Hay 75 niños,pero si hubiera lugar,vendrían unos 20 más,explicó la Directora.En Gyumrí hay además, otros dos orfanatos. No es que todos los chicos sean huérfanos, sino que son huérfanos sociales, dijo ella. Trabajan con dedicación y amor, 22docentes, y 18 no-docentes (empleados,cocineros,niñeras, etc.). Hubo hasta ahora siete casos en que los chicos volvieron con sus familias,por diversas razones: porque mejor o su condición social,o vino una abuela a llevarlo, o encontraron al padre, o lograron tener una casa. Éstos son logros: que el niño se inserte en su familia nuevamente.

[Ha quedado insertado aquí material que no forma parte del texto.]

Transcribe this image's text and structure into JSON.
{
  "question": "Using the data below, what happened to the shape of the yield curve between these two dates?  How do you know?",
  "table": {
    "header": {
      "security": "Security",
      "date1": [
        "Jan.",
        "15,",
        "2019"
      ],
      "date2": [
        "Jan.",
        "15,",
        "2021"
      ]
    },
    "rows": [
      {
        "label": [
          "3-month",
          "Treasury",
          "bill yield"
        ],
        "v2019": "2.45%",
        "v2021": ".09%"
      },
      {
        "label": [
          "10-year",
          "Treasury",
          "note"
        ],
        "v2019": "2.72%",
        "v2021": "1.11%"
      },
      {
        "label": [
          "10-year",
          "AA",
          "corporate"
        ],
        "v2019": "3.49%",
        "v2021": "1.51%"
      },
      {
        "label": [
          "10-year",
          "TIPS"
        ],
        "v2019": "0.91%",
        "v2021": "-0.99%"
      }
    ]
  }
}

El Trrchunian es un colegio. Se enseñan las materias oficiales, y además, otras muchas de arte. Los chicos hacen alfombras, pinturas,artesanías, y están a la venta. Estudian canto,danza, También, tienen una huerta, una granja con animales, a los que
cuidan ellos mismos y a los que quieren mucho.
El Mangadún es un gran edificio de dos pisos. Muy bien mantenido,luminoso, moderno.
Tiene un predio al aire libre, con juegos infantiles. Todo está muy limpio, brillante,diría.La mayoría de los chicos, ese día,estaba en un campamento. Habían quedado unos 20, con quienes hablamos y jugamos un buen rato, sacándonos fotos.
Al principio, se mostraron tímidos,pero después de decirnos sus nombres,comenzamos a hablar animadamente. Se los veía contentos, muy bien vestidos, a pesar de que en la mirada, siempre hay una tristeza, una espera.Sufrieron mucho. Necesitan mucho afecto. Nos agasajaron con una merienda buenísima, y nos regalaron un cuadro, hecho por ellos, que tenían colgado en la sala principal.
Deseo que estos chicos, cuando salgan del Mangadún, tengan un buen porvenir, y sobre todo, que sean felices.